I would like to express my most sincere gratitude and appreciation to the following people who have helped and supported me over the years. They, directly or indirectly, contributed to the completion of my PhD work here at the University of Twente and made it such a rewarding experience.

First of all, I want to thank my promoter Bram Nauta for giving me this enjoyable project and for his continuous support, encouragement and help over the years. It has been a great privilege to be a member of his group. He has given me freedom to conduct and enjoy my research, yet, guided me toward the right direction with his keen insight into IC design. I want to deeply thank my daily supervisor Eric Klumperink for his invaluable guidance and encouragement. He has been a great source of ideas and knowledge. His attitude toward work and the scientific way of thinking have inspired me to continuously challenge myself to reach new levels.

I want to thank National Semiconductor for sponsoring this project. I thank Mounir Bohsali, Gerard Socci and Ali Djabbari for the fruitful cooperation during this project. I want to thank Bijoy Chatterjee for connecting me with National and giving wise personal advice. I also want to thank Kim Wong and Bengyong Zhang for useful technical discussions, Glen Wells for layout assistance and the members of the NS Labs where I spent two enjoyable summers developing my chips.

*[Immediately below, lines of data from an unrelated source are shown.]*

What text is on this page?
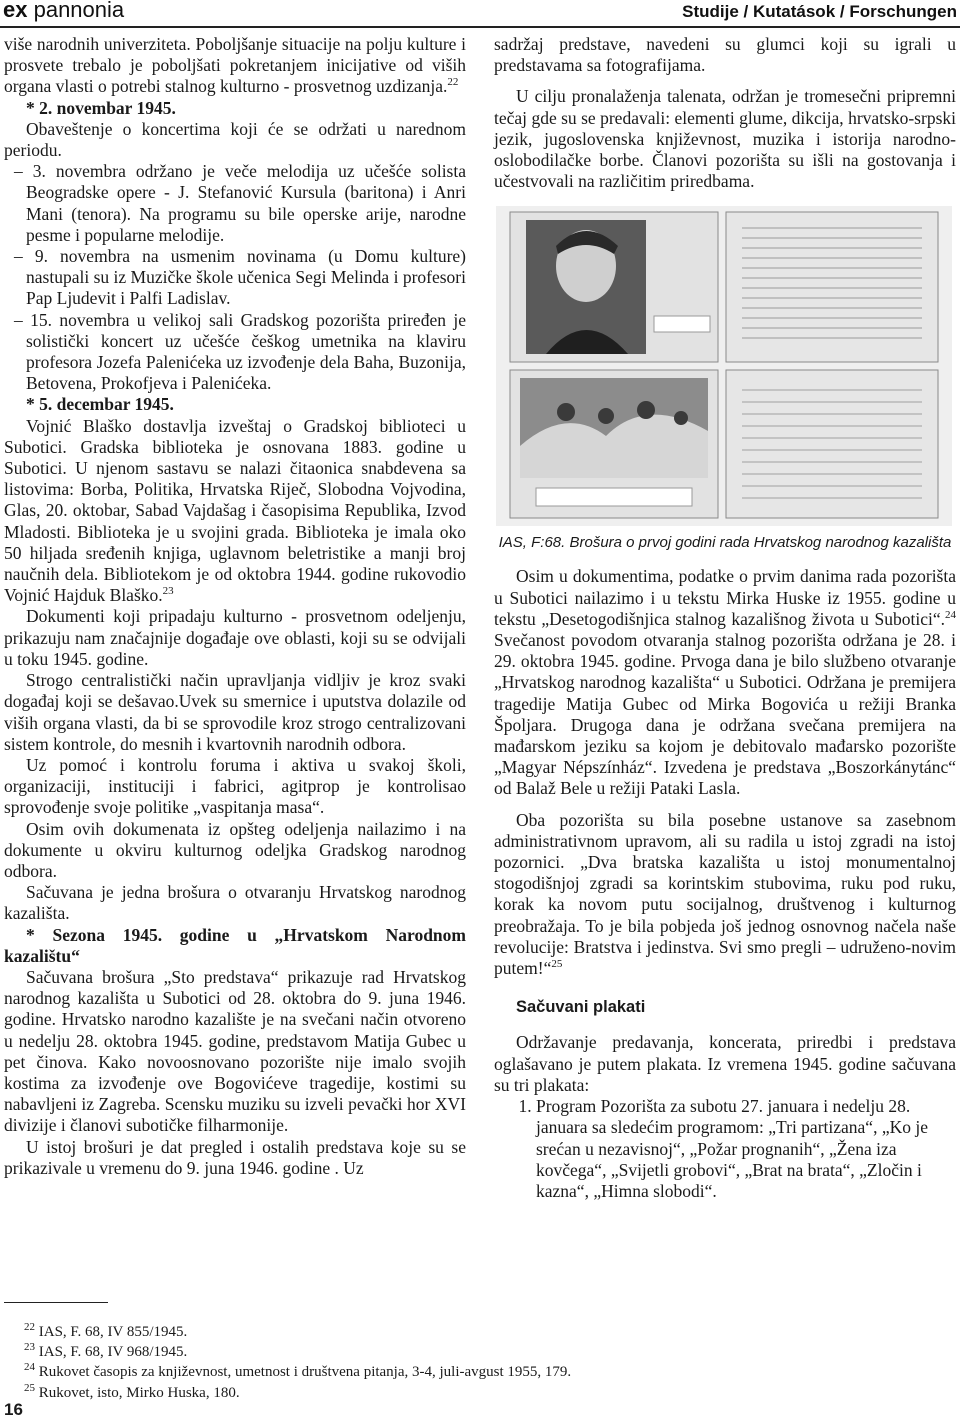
ex pannonia	Studije / Kutatások / Forschungen

više narodnih univerziteta. Poboljšanje situacije na polju kulture i prosvete trebalo je poboljšati pokretanjem inicijative od viših organa vlasti o potrebi stalnog kulturno - prosvetnog uzdizanja.$^{22}$

* 2. novembar 1945.

Obaveštenje o koncertima koji će se održati u narednom periodu.

– 3. novembra održano je veče melodija uz učešće solista Beogradske opere - J. Stefanović Kursula (baritona) i Anri Mani (tenora). Na programu su bile operske arije, narodne pesme i popularne melodije.

– 9. novembra na usmenim novinama (u Domu kulture) nastupali su iz Muzičke škole učenica Segi Melinda i profesori Pap Ljudevit i Palfi Ladislav.

– 15. novembra u velikoj sali Gradskog pozorišta priređen je solistički koncert uz učešće češkog umetnika na klaviru profesora Jozefa Palenićeka uz izvođenje dela Baha, Buzonija, Betovena, Prokofjeva i Palenićeka.

* 5. decembar 1945.

Vojnić Blaško dostavlja izveštaj o Gradskoj biblioteci u Subotici. Gradska biblioteka je osnovana 1883. godine u Subotici. U njenom sastavu se nalazi čitaonica snabdevena sa listovima: Borba, Politika, Hrvatska Riječ, Slobodna Vojvodina, Glas, 20. oktobar, Sabad Vajdašag i časopisima Republika, Izvod Mladosti. Biblioteka je u svojini grada. Biblioteka je imala oko 50 hiljada sređenih knjiga, uglavnom beletristike a manji broj naučnih dela. Bibliotekom je od oktobra 1944. godine rukovodio Vojnić Hajduk Blaško.$^{23}$

Dokumenti koji pripadaju kulturno - prosvetnom odeljenju, prikazuju nam značajnije događaje ove oblasti, koji su se odvijali u toku 1945. godine.

Strogo centralistički način upravljanja vidljiv je kroz svaki događaj koji se dešavao.Uvek su smernice i uputstva dolazile od viših organa vlasti, da bi se sprovodile kroz strogo centralizovani sistem kontrole, do mesnih i kvartovnih narodnih odbora.

Uz pomoć i kontrolu foruma i aktiva u svakoj školi, organizaciji, instituciji i fabrici, agitprop je kontrolisao sprovođenje svoje politike „vaspitanja masa“.

Osim ovih dokumenata iz opšteg odeljenja nailazimo i na dokumente u okviru kulturnog odeljka Gradskog narodnog odbora.

Sačuvana je jedna brošura o otvaranju Hrvatskog narodnog kazališta.

* Sezona 1945. godine u „Hrvatskom Narodnom kazalištu“

Sačuvana brošura „Sto predstava“ prikazuje rad Hrvatskog narodnog kazališta u Subotici od 28. oktobra do 9. juna 1946. godine. Hrvatsko narodno kazalište je na svečani način otvoreno u nedelju 28. oktobra 1945. godine, predstavom Matija Gubec u pet činova. Kako novoosnovano pozorište nije imalo svojih kostima za izvođenje ove Bogovićeve tragedije, kostimi su nabavljeni iz Zagreba. Scensku muziku su izveli pevački hor XVI divizije i članovi subotičke filharmonije.

U istoj brošuri je dat pregled i ostalih predstava koje su se prikazivale u vremenu do 9. juna 1946. godine . Uz

sadržaj predstave, navedeni su glumci koji su igrali u predstavama sa fotografijama.

U cilju pronalaženja talenata, održan je tromesečni pripremni tečaj gde su se predavali: elementi glume, dikcija, hrvatsko-srpski jezik, jugoslovenska književnost, muzika i istorija narodno-oslobodilačke borbe. Članovi pozorišta su išli na gostovanja i učestvovali na različitim priredbama.

IAS, F:68. Brošura o prvoj godini rada Hrvatskog narodnog kazališta

Osim u dokumentima, podatke o prvim danima rada pozorišta u Subotici nailazimo i u tekstu Mirka Huske iz 1955. godine u tekstu „Desetogodišnjica stalnog kazališnog života u Subotici“.$^{24}$ Svečanost povodom otvaranja stalnog pozorišta održana je 28. i 29. oktobra 1945. godine. Prvoga dana je bilo službeno otvaranje „Hrvatskog narodnog kazališta“ u Subotici. Održana je premijera tragedije Matija Gubec od Mirka Bogovića u režiji Branka Špoljara. Drugoga dana je održana svečana premijera na mađarskom jeziku sa kojom je debitovalo mađarsko pozorište „Magyar Népszínház“. Izvedena je predstava „Boszorkánytánc“ od Balaž Bele u režiji Pataki Lasla.

Oba pozorišta su bila posebne ustanove sa zasebnom administrativnom upravom, ali su radila u istoj zgradi na istoj pozornici. „Dva bratska kazališta u istoj monumentalnoj stogodišnjoj zgradi sa korintskim stubovima, ruku pod ruku, korak ka novom putu socijalnog, društvenog i kulturnog preobražaja. To je bila pobjeda još jednog osnovnog načela naše revolucije: Bratstva i jedinstva. Svi smo pregli – udruženo-novim putem!“$^{25}$

Sačuvani plakati

Održavanje predavanja, koncerata, priredbi i predstava oglašavano je putem plakata. Iz vremena 1945. godine sačuvana su tri plakata:

1. Program Pozorišta za subotu 27. januara i nedelju 28. januara sa sledećim programom: „Tri partizana“, „Ko je srećan u nezavisnoj“, „Požar prognanih“, „Žena iza kovčega“, „Svijetli grobovi“, „Brat na brata“, „Zločin i kazna“, „Himna slobodi“.
$^{22}$ IAS, F. 68, IV 855/1945.
$^{23}$ IAS, F. 68, IV 968/1945.
$^{24}$ Rukovet časopis za književnost, umetnost i društvena pitanja, 3-4, juli-avgust 1955, 179.
$^{25}$ Rukovet, isto, Mirko Huska, 180.
16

I thank Gerard Wienk and Henk de Vries for their technical supports. Gerard helped to set the Cadence environment and designed PCB boards for my test chips. Henk organized the measurement equipments and taught me how to use them. I must also thank Gerdien Lammers for her countless help over the years, be it work related or personal matters. I thank Frederik Reenders and the ITC service center for helping me out with the PC and network issues.

I would like to thank all the members of IC Design group for creating a friendly, creative and interactive working environment. I really enjoyed and appreciated it. I thank my office mates Fabian van Houwelingen, Niels Moseley and Shadi Youssef. They have made the office a lot more fun. I would like to thank Paul Geraedts for technical discussions and the joint work about the PLL figure of merit. I also want to thank Anne-Johan Annema, Ed van Tuijl and Ronan van der Zee for teaching me various courses and Frank van Vliet for his valuable comments about the thesis. I also thank the members of Semiconductor Components group on the same floor for offering numerous coffee plus and the fun in the coffee room. I thank Annemiek Janssen for her generous help. I want to extend my appreciations to my Chinese group mate Wei Cheng and Zhiyu Ru and all my Chinese friends in Netherlands. Their help and friendship have made my study abroad a lot easier and more enjoyable.

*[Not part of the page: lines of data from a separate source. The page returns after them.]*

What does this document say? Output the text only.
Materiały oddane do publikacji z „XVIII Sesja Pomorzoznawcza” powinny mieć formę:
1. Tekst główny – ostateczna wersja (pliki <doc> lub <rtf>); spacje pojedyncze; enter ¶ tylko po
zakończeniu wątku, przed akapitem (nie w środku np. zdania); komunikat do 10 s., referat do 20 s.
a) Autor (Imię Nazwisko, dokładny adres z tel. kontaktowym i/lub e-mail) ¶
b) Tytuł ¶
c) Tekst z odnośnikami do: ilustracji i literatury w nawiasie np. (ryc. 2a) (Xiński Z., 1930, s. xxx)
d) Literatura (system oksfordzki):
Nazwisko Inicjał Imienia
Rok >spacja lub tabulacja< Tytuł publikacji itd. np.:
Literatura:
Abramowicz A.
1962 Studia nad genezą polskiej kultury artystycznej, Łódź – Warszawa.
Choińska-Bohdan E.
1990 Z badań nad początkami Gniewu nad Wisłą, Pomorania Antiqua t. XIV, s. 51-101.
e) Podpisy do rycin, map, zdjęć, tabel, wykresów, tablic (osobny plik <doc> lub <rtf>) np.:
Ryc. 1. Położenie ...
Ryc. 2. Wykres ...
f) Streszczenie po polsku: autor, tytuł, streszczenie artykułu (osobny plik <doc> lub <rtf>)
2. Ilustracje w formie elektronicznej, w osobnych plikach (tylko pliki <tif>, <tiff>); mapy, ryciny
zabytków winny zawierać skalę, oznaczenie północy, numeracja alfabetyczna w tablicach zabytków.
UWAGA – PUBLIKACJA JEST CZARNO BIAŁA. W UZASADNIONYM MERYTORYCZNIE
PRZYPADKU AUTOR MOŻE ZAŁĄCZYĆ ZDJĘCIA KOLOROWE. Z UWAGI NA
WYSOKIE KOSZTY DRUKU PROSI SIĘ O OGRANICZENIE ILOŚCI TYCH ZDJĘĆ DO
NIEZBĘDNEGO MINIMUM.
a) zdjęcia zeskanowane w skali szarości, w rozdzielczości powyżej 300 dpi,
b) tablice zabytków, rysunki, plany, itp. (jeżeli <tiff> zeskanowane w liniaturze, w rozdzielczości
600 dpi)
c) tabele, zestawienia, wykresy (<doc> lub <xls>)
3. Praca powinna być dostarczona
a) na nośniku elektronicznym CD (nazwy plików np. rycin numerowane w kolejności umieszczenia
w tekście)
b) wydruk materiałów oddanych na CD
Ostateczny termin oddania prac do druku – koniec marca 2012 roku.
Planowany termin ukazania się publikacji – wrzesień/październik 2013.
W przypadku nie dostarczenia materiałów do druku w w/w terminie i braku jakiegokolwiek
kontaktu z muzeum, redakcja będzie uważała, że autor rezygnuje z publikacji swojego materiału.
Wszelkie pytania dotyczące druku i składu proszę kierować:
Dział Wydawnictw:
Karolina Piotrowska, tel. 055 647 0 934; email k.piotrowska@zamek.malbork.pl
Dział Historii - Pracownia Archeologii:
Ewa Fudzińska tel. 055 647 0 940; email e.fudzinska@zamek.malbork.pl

Finally, my most special thanks go to my beloved family. I thank my wife Xiaoyan for her unconditional love, support and for taking care of our little angle Ruoxi when I am busy. Her existence made my difficult times bearable and my good times more special. I am deeply grateful to my two brothers and sisters-in-law for being so supportive and encouraging throughout the years. I am greatly in debt to my parents. The example they have set and the support they have given me have been overwhelming. If I spent every page trying to thank my parents for what they have done for me over the years, I would run out of pages.

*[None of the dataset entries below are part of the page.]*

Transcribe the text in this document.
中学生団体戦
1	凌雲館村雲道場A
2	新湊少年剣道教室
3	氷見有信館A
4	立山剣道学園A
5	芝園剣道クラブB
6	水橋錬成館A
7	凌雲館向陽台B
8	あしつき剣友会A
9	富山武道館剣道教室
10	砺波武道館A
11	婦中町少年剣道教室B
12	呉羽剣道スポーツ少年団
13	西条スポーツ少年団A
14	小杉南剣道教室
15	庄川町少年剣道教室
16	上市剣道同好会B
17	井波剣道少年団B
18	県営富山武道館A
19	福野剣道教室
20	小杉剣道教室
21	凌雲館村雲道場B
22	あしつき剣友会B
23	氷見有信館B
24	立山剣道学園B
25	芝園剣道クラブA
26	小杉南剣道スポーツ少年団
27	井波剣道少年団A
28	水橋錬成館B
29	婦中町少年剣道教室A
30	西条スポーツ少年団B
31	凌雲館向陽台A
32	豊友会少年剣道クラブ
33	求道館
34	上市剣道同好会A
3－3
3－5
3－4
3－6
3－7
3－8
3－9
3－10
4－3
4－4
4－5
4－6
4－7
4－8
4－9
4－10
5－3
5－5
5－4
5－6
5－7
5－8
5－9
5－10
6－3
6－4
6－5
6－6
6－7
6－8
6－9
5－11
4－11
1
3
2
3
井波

Xiang Gao Enschede, May 2010

# **About the Author**



**Xiang Gao** was born in Yongkang, Zhejiang, China, in 1983. He received the B.E. degree (*with honor*) from the Zhejiang University, Hangzhou, China, in 2004 and the M.Sc. degree (*cum laude*) from the University of Twente, Enschede, The Netherlands, in 2006, both in electrical engineering. Since 2006, he has been with the IC-Design group of the University of Twente, working towards the Ph.D. degree on the subject of low jitter clock generation. During summer 2007 and summer 2008, he was a visiting scholar in National Semiconductor Labs, Santa Clara, California.